Ich spürte ein feuchtes Glühen in meinen Augen, brodelnder Schmerz riß in meiner Brust. Wie sehr quälten mich diese Erinnerungen. Ich schob sie beiseite und ging hinaus in die Nacht. Mein Hunger war noch nicht gestillt...

 

schöne geschichte. der stil ist eigentlich kaum bemängelnd, aber am Ende das mehrfache Auftauchen des Striches ("-") hat mich etwas irritiert. Ansonsten gibt es nicht viel schlechtes zu der Geschichte zu sagen, aber ich finde, sie passt besser in die Spalte "Seltsam".

Grüße,
Ernest "Ernesto" P. Teclar

 

Hi Ernest,

danke erstmal für Deine Kritik.

Was die Zeichensetzung gegen Ende angeht, gebe ich Dir eigentlich recht.
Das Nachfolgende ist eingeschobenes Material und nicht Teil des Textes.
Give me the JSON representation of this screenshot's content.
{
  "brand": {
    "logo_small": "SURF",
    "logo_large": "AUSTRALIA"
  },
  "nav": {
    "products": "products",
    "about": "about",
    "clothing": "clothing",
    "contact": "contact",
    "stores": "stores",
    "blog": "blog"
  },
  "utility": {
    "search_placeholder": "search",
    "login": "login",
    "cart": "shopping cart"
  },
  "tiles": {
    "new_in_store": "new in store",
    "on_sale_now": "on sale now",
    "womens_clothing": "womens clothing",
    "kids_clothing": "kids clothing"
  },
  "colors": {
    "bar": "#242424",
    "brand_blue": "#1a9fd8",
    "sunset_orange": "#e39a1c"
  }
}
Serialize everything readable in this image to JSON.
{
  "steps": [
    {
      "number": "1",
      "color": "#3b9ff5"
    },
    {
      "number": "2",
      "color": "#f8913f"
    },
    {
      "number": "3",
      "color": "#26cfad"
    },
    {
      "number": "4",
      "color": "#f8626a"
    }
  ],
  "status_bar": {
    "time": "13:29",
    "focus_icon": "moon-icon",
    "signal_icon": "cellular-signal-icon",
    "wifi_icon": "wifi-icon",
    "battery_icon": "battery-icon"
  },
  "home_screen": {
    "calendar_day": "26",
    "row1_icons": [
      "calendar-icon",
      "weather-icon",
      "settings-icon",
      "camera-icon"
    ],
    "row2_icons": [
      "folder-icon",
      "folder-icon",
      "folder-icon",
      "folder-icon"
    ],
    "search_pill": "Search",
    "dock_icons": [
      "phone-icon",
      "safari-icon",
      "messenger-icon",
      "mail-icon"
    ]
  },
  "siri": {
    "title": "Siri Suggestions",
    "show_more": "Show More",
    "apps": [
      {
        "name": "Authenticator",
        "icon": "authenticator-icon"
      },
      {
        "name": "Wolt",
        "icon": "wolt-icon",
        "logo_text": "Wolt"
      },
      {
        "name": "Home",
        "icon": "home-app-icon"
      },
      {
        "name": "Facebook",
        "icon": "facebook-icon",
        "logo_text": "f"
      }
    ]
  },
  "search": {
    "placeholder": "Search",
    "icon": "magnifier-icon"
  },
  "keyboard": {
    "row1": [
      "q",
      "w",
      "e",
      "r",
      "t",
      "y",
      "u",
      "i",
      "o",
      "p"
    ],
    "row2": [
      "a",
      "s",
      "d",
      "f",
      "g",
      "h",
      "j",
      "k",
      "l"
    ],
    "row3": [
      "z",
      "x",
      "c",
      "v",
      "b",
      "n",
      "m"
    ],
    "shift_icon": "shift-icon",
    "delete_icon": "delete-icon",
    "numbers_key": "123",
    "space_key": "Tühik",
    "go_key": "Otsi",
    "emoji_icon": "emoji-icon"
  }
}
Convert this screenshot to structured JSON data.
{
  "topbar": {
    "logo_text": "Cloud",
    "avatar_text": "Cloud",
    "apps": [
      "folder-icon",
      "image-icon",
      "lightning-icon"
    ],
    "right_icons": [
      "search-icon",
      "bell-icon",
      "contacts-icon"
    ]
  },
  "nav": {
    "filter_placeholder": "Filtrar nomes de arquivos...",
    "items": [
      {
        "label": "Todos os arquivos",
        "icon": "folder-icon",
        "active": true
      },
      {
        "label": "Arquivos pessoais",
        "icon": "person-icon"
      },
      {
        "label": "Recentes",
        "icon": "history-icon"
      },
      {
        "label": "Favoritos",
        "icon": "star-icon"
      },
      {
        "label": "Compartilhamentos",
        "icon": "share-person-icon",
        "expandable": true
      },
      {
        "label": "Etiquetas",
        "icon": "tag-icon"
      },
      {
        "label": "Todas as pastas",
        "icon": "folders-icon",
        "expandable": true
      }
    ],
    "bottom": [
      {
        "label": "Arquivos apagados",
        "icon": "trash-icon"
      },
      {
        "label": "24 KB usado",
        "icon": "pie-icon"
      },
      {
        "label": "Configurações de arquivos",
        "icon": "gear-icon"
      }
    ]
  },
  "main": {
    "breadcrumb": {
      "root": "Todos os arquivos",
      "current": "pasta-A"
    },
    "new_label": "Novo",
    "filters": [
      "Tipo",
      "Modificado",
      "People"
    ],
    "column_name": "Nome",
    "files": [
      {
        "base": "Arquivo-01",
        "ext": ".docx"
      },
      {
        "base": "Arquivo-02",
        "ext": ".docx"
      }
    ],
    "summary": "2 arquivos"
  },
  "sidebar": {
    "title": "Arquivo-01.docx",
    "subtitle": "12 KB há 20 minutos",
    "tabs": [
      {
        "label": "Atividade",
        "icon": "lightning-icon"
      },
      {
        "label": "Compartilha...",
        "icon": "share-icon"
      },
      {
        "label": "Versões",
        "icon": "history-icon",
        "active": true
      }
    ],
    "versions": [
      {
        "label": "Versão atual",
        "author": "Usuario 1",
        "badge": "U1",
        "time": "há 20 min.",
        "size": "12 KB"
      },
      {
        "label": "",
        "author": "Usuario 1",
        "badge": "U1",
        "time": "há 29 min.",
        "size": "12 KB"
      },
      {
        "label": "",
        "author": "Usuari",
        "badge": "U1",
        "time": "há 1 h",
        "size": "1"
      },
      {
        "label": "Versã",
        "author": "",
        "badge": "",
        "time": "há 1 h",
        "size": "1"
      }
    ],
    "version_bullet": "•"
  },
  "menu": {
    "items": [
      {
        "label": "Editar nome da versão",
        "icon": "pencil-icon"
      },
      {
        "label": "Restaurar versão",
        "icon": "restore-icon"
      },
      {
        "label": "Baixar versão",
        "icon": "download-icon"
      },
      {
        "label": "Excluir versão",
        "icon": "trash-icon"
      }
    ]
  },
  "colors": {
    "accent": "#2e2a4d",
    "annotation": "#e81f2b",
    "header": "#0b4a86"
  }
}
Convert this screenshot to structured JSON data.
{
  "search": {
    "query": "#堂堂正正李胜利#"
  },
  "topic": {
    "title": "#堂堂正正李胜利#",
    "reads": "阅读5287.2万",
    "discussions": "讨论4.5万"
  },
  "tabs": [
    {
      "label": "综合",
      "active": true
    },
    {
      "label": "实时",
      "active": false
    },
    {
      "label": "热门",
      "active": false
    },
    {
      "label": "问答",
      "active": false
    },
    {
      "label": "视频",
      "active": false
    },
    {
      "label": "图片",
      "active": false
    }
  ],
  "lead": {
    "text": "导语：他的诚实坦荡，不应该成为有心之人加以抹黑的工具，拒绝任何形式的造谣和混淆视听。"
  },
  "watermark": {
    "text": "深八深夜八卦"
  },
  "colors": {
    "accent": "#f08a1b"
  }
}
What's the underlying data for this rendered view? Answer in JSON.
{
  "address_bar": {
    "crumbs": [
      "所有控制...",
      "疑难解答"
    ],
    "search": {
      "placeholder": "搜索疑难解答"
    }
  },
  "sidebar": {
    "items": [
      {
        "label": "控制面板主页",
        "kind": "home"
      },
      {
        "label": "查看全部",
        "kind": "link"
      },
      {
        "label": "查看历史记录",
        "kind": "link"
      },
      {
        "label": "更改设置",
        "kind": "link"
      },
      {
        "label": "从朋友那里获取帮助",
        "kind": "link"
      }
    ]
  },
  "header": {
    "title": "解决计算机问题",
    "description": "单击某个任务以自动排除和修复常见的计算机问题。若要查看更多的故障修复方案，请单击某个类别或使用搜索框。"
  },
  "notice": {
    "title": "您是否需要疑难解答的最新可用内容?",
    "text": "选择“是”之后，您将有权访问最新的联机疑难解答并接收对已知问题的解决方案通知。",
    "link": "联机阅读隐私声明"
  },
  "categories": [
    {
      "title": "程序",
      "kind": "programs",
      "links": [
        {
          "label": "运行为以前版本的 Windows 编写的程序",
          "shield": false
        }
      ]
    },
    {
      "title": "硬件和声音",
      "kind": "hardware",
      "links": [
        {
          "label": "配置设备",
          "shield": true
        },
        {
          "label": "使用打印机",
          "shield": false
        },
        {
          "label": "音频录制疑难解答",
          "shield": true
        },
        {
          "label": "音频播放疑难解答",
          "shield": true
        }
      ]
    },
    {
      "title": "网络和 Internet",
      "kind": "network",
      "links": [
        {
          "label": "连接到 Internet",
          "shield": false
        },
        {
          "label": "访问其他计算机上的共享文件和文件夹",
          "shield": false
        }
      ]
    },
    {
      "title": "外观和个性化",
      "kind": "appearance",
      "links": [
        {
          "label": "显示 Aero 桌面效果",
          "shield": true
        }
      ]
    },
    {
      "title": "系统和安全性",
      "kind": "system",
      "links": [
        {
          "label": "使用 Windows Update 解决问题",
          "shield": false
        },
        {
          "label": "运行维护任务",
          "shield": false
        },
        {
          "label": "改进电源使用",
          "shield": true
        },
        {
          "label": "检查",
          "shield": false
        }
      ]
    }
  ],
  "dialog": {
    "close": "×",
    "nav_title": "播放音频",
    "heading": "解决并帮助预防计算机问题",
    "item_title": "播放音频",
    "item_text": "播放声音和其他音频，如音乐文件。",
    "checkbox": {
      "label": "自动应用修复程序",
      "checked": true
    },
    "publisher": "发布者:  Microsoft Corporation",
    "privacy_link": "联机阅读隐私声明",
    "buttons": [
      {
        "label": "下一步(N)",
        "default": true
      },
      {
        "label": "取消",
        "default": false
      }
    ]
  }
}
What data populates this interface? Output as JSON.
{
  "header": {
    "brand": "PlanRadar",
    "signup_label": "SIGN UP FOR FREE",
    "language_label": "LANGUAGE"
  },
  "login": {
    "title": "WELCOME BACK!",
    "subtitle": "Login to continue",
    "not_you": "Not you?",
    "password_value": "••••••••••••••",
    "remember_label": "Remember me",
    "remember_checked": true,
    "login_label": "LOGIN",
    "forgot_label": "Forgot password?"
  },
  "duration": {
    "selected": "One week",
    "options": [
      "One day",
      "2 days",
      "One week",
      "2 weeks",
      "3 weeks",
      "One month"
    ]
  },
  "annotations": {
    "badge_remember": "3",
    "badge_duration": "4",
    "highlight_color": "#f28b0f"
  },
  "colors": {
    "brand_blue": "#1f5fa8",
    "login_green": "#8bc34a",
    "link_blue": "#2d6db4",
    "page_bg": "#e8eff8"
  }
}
Ich überlege schon seit Ewigkeiten, wie ich sie verbessern kann. Ansonsten will ich allerdings hoffen, daß sie dem Verständnis keinen Abbruch getan hat.

Was nun die Einordnung in eine Spalte angeht, tue ich mich wohl ein wenig schwer, ich weiß immer absolut nicht, welcher Kategorie ich mein Geschriebenes zuordnen soll.

Na gut, was soll's. Nochmals vielen Dank für Dein Statement.